School officials this week reacted positively, but cautiously, on learning Mayor Scott Avedisian’s proposed budget for the 2017/2018 fiscal year would hike funding to schools by $4.1 million, up to $165,238,442 from last year’s $161,135,284. Avedisian said the proposed increase would “reverse a trend of level funding of schools that has been occurring in past years.”
Superintendent Philip Thornton, whose proposed budget was $167 million, was enthusiastic about the mayor’s proposal.
“The mayor's recommended increase of $4.1 million to the school department budget for FY 18 is greatly appreciated. Technology, student transportation, and staffing for next year will all be supported with an increase in local support,” Thornton said. He added that $2.4 million is earmarked for the teacher's contract; if approved in the budget process, these funds would be held for that purpose, he said.
School Committee Member David Testa had similar sentiments.
“I'm very encouraged by the mayor's commitment to our schools as reflected in this figure. Our needs are real and documented,” he said on Tuesday. “I think that our total 'ask' amounts to roughly .05 cents per $1000 of assessed value, so based on a home assessed at $200K, we're asking for $10 [per household].”
On Wednesday, Testa added that he received “clarification” on the figure, which he said also figured in state aid and would be a $3.1 million rather than $4.1 million proposed increase from city appropriation.
“The picture's changed somewhat but on the whole, I'm still encouraged by the effort,” he said.
In her comments on the proposed increase, Teachers Union President Darlene Netcoh referenced the 31 teachers who were laid off at the last School Committee meeting.
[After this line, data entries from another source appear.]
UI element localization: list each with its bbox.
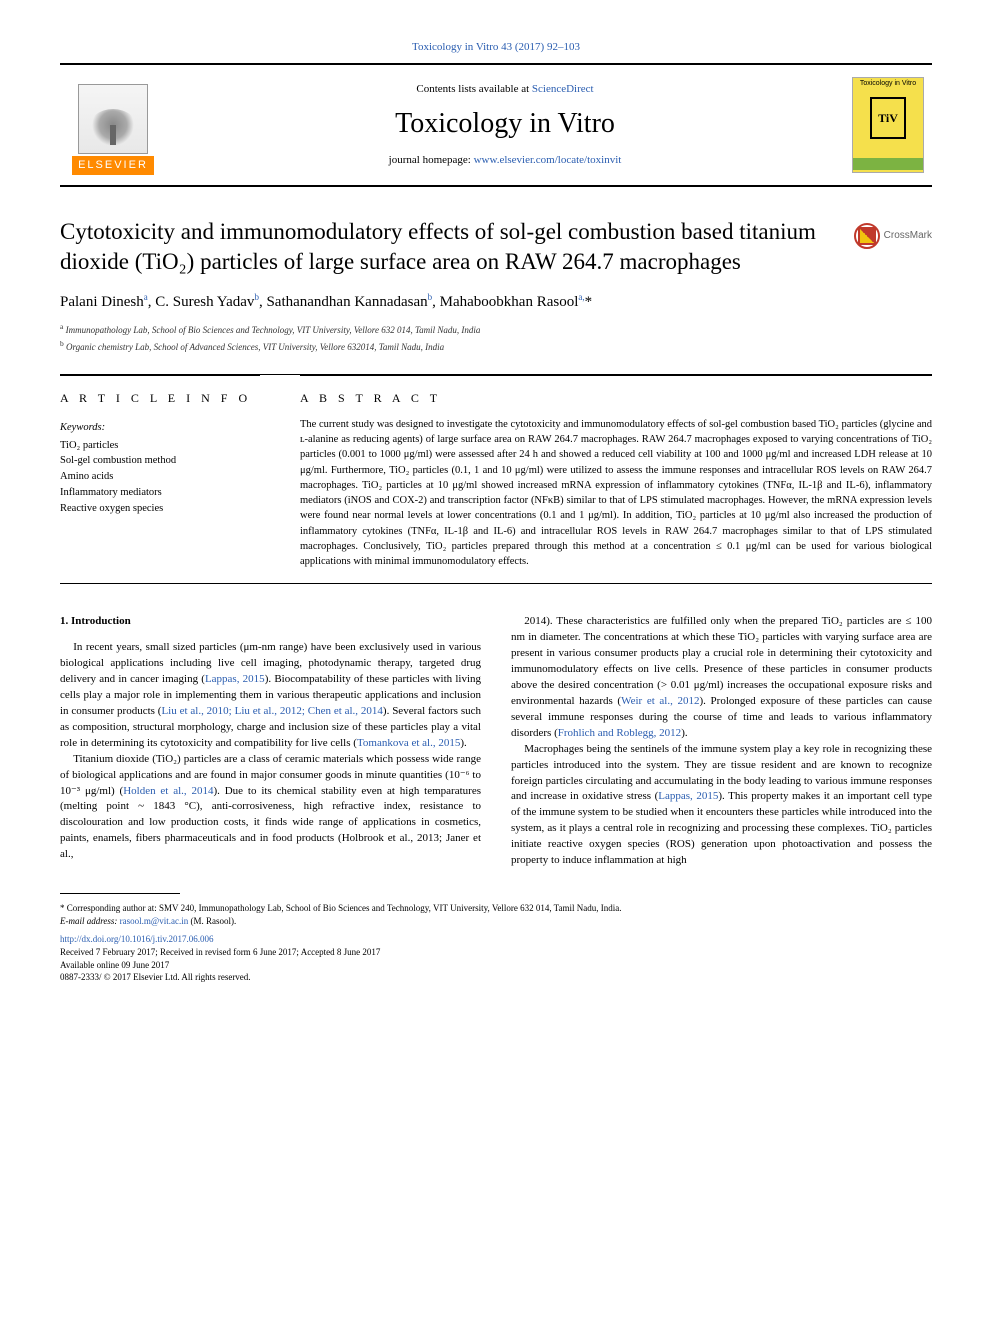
affiliation-b: Organic chemistry Lab, School of Advance…	[66, 342, 444, 352]
homepage-link[interactable]: www.elsevier.com/locate/toxinvit	[474, 154, 622, 166]
homepage-prefix: journal homepage:	[389, 154, 474, 166]
affiliation-a: Immunopathology Lab, School of Bio Scien…	[66, 325, 481, 335]
available-online-line: Available online 09 June 2017	[60, 959, 932, 972]
homepage-line: journal homepage: www.elsevier.com/locat…	[158, 153, 852, 168]
keyword-item: Inflammatory mediators	[60, 485, 260, 501]
citation-link[interactable]: Toxicology in Vitro 43 (2017) 92–103	[412, 41, 580, 53]
sciencedirect-link[interactable]: ScienceDirect	[532, 83, 594, 95]
body-paragraph: 2014). These characteristics are fulfill…	[511, 614, 932, 742]
keywords-heading: Keywords:	[60, 421, 260, 436]
abstract-heading: A B S T R A C T	[300, 386, 932, 407]
keywords-list: TiO₂ particlesSol-gel combustion methodA…	[60, 438, 260, 517]
article-info-heading: A R T I C L E I N F O	[60, 386, 260, 407]
reference-link[interactable]: Lappas, 2015	[205, 673, 265, 685]
reference-link[interactable]: Liu et al., 2010; Liu et al., 2012; Chen…	[161, 705, 382, 717]
contents-line: Contents lists available at ScienceDirec…	[158, 82, 852, 97]
email-suffix: (M. Rasool).	[188, 916, 236, 926]
reference-link[interactable]: Frohlich and Roblegg, 2012	[558, 727, 681, 739]
abstract-text: The current study was designed to invest…	[300, 417, 932, 569]
citation-line: Toxicology in Vitro 43 (2017) 92–103	[60, 40, 932, 55]
right-column: 2014). These characteristics are fulfill…	[511, 614, 932, 869]
cover-bottom-stripe	[853, 158, 923, 170]
crossmark-icon	[854, 223, 880, 249]
footnote-block: * Corresponding author at: SMV 240, Immu…	[60, 902, 932, 984]
left-column: 1. Introduction In recent years, small s…	[60, 614, 481, 869]
cover-logo: TiV	[870, 97, 906, 139]
publisher-name: ELSEVIER	[72, 156, 154, 175]
keyword-item: Amino acids	[60, 469, 260, 485]
crossmark-label: CrossMark	[884, 229, 932, 243]
corresponding-author: * Corresponding author at: SMV 240, Immu…	[60, 902, 932, 915]
keyword-item: Sol-gel combustion method	[60, 453, 260, 469]
reference-link[interactable]: Weir et al., 2012	[621, 695, 699, 707]
email-link[interactable]: rasool.m@vit.ac.in	[120, 916, 189, 926]
footnote-separator	[60, 893, 180, 894]
body-paragraph: Titanium dioxide (TiO₂) particles are a …	[60, 752, 481, 864]
doi-link[interactable]: http://dx.doi.org/10.1016/j.tiv.2017.06.…	[60, 933, 932, 946]
copyright-line: 0887-2333/ © 2017 Elsevier Ltd. All righ…	[60, 971, 932, 984]
cover-small-title: Toxicology in Vitro	[858, 78, 918, 89]
article-title: Cytotoxicity and immunomodulatory effect…	[60, 217, 834, 277]
intro-heading: 1. Introduction	[60, 614, 481, 630]
reference-link[interactable]: Lappas, 2015	[658, 790, 718, 802]
crossmark-badge[interactable]: CrossMark	[854, 223, 932, 249]
contents-prefix: Contents lists available at	[416, 83, 531, 95]
affiliations: a Immunopathology Lab, School of Bio Sci…	[60, 321, 932, 354]
authors-line: Palani Dinesha, C. Suresh Yadavb, Sathan…	[60, 291, 932, 313]
elsevier-logo: ELSEVIER	[68, 75, 158, 175]
keyword-item: TiO₂ particles	[60, 438, 260, 454]
journal-title: Toxicology in Vitro	[158, 104, 852, 143]
abstract-column: A B S T R A C T The current study was de…	[300, 375, 932, 569]
body-paragraph: Macrophages being the sentinels of the i…	[511, 742, 932, 870]
received-line: Received 7 February 2017; Received in re…	[60, 946, 932, 959]
keyword-item: Reactive oxygen species	[60, 501, 260, 517]
body-columns: 1. Introduction In recent years, small s…	[60, 614, 932, 869]
journal-header: ELSEVIER Contents lists available at Sci…	[60, 63, 932, 187]
elsevier-tree-icon	[78, 84, 148, 154]
reference-link[interactable]: Tomankova et al., 2015	[357, 737, 460, 749]
journal-cover-thumbnail: Toxicology in Vitro TiV	[852, 77, 924, 173]
article-info-column: A R T I C L E I N F O Keywords: TiO₂ par…	[60, 375, 260, 569]
email-label: E-mail address:	[60, 916, 120, 926]
body-paragraph: In recent years, small sized particles (…	[60, 640, 481, 752]
reference-link[interactable]: Holden et al., 2014	[123, 785, 213, 797]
"If the mayor is submitting a budget that includes almost all of what Dr. Phil [Thornton] is requesting, then Dr. Phil has no excuse to cut any program or teachers since he claimed that the only reason these programs and positions were on the chopping block is that he was afraid of being level funded," she said.
Now, she said, “we'll ascertain Dr. Phil's credibility" based on whether those who were laid off get recalled to their positions.
As for the mayor being involved in mediation, Netcoh said, “We appreciate any help we can get in making the School Department and School Committee see reason and negotiate a successive CBA that is educationally sound.” The next date for mediation is May 23, and Netcoh noted Attorney Vincent Ragosta would be present at the session as well.
Chief Budget Officer Anthony Ferrucci said that “on the front end,” he is “very pleased that the mayor is supportive of the schools and recognizing the direction we're going in.”
“We're really grateful that he's adding $3 million in local support,” he said.
However, “While the support is significant it does leave us with a funding gap of $1.7 [million]. The reason why is the Superintendent and I are supportive of setting aside $2.4 of that $3 million in anticipation of settling the contract with the teacher's union,” he said.
The shortfall is if the budget is passed as the mayor recommends, Ferrucci said, “It will result in the elimination of programs and/or staff and possibly delay implementation of some initiatives.”
Ferrucci said the school department is still planning on presenting the School Committee recommended budget seeking an additional $4.8 million in city funding to the City Council.
School Committee Vice Chair Eugene Nadeau didn’t want to offer comment on the proposed increase as he said Wednesday was the first he had heard of it. School Committee Chair Beth Furtado, Clerk Terri Medeiros, and Member Karen Bachus did not respond to requests for comment.